Current research topics
Mental health and wellbeing
A better understanding of student mental health can help the higher education sector design services to support students. It is important to know how many people are struggling, who is struggling and what sort of help they need.
The share of undergraduate students at universities across the UK who said they had experienced mental health difficulties rose from 6% to 16%, meaning around one in six reported such challenges. The analysis, by The Policy Institute at King’s College London and TASO, found a significant part of this increase occurred in the final academic year analysed; a period during which the cost of living crisis intensified. The analysis also shows that experiences of mental health among undergraduates are deeply unequal, with some groups much more affected than others.
We aim to fill in the knowledge gaps around student mental health so that culturally appropriate and sensitive services can be designed.
Previous research topics
Disabled students
Disabled students represent a significant proportion of the higher education population. In 2023, the number of accepted UK applicants who had disclosed a disability increased by approximately 34% from the previous year.
While disabled students may have already developed an extensive set of organisation, self-management and resilience skills, they may have more difficult study trajectories, experience less satisfaction with their experience, and worse education and employment outcomes in comparison to other students.
Effective support to enable disability inclusion is therefore more vital than ever.
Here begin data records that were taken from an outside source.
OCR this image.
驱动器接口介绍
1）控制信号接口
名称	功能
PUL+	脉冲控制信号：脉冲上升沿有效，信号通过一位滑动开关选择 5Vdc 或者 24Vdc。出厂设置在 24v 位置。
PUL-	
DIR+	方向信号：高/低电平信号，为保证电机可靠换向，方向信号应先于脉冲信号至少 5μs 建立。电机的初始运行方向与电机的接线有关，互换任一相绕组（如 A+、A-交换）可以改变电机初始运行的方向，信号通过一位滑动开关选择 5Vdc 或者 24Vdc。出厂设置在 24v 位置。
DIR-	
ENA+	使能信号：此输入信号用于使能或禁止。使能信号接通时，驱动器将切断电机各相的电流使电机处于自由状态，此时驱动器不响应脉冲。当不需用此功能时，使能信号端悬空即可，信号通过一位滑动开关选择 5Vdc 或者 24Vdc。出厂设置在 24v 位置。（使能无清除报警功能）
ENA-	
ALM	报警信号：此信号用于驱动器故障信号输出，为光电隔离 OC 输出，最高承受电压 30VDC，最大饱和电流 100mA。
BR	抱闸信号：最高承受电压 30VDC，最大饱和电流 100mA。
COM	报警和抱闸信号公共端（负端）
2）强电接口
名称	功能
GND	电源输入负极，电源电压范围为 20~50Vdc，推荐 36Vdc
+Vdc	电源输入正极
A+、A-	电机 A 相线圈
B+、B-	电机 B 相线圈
Ethnicity degree awarding gaps
Among the inequalities in higher education in the UK, the degree awarding gap between students from marginalised ethnic backgrounds and their white peers is one of the most persistent and longstanding. Addressing it has become an increasingly important aim for the higher education sector, and the Office for Students has a key performance measure to address it.
Over the last decade, interventions across the sector have sought to tackle inequalities with respect to race or ethnicity. However, the persistence of the degree awarding gap has revealed a myriad of complexities and challenges for higher education providers, and so the pace of change has been slow.
Find out about our work to address the ethnicity degree awarding gap
Employment and employability
There are disparities in labour market outcomes for different groups of young people, as the data analysis in this project demonstrates. These gaps are generally greatest for employed graduates who are female, from families of low socioeconomic status or certain ethnic groups.
Education providers can and do offer programmes and interventions to try to reduce these disparities. We aimed to provide evidence of the equality gaps and for which interventions are being used, how they are being evaluated and which are most effective.